Simple and Robust Algorithm for Multiphase Equilibrium Computations at Temperature and Volume Specifications

Abstract

Summary Two-phase and three-phase equilibria are frequently encountered in a variety of industrial processes, such as carbon dioxide (CO2) injection for enhanced oil recovery in oil reservoirs, multiphase separation in surface separators, and multiphase flow in wellbores and pipelines. Simulation and engineering design of these processes using isothermal/isochoric (VT) multiphase equilibrium algorithms are sometimes more convenient than that using the conventional isothermal/isobaric (PT) algorithms.

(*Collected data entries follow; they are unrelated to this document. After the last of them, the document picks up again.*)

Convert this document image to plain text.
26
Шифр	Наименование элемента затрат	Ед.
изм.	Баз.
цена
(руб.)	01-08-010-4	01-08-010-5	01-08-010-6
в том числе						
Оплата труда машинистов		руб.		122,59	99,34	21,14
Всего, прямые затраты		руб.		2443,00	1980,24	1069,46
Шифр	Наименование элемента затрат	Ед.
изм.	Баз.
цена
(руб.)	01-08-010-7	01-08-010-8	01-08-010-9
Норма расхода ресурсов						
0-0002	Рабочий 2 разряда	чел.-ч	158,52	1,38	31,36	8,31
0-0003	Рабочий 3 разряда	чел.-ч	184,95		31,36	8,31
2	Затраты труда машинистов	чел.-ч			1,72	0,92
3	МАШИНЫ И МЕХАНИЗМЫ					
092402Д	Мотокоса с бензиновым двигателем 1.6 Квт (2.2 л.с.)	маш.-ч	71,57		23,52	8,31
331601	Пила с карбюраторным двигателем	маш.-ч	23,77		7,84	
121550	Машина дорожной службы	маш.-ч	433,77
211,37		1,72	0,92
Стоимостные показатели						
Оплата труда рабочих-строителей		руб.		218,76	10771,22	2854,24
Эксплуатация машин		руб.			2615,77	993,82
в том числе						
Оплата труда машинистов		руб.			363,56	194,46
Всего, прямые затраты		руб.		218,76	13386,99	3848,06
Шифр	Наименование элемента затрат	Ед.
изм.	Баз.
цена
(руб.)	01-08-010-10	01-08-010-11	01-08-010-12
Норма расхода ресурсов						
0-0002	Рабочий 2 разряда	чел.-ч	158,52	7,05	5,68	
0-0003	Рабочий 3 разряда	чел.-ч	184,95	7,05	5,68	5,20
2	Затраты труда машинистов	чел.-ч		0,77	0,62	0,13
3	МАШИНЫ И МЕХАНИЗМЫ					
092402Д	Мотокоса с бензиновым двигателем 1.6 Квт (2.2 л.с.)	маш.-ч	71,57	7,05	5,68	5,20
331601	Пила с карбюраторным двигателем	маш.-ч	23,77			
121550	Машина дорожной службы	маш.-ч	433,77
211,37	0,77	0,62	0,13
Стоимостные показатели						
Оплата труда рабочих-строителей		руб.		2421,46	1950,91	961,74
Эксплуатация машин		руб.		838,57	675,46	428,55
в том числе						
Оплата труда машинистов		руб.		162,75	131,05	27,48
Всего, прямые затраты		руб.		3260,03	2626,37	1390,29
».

This work develops a robust algorithm for VT multiphase equilibrium calculations using a nested approach. The proposed algorithm is simple because a robust PT multiphase equilibrium algorithm is used in the inner loop without any further modifications, while an effective equation-solving method (i.e., Brent’s method; Brent 1971) is applied in the outer loop to solve the pressure corresponding to a given volume/temperature specification. The robustness of the VT algorithm is safeguarded by using a highly efficient trust-region-method-based PT algorithm. We demonstrate the good performance of the newly developed algorithm by applying it to calculate the isochores of fluid mixtures that exhibit both two-phase and three-phaseequilibria.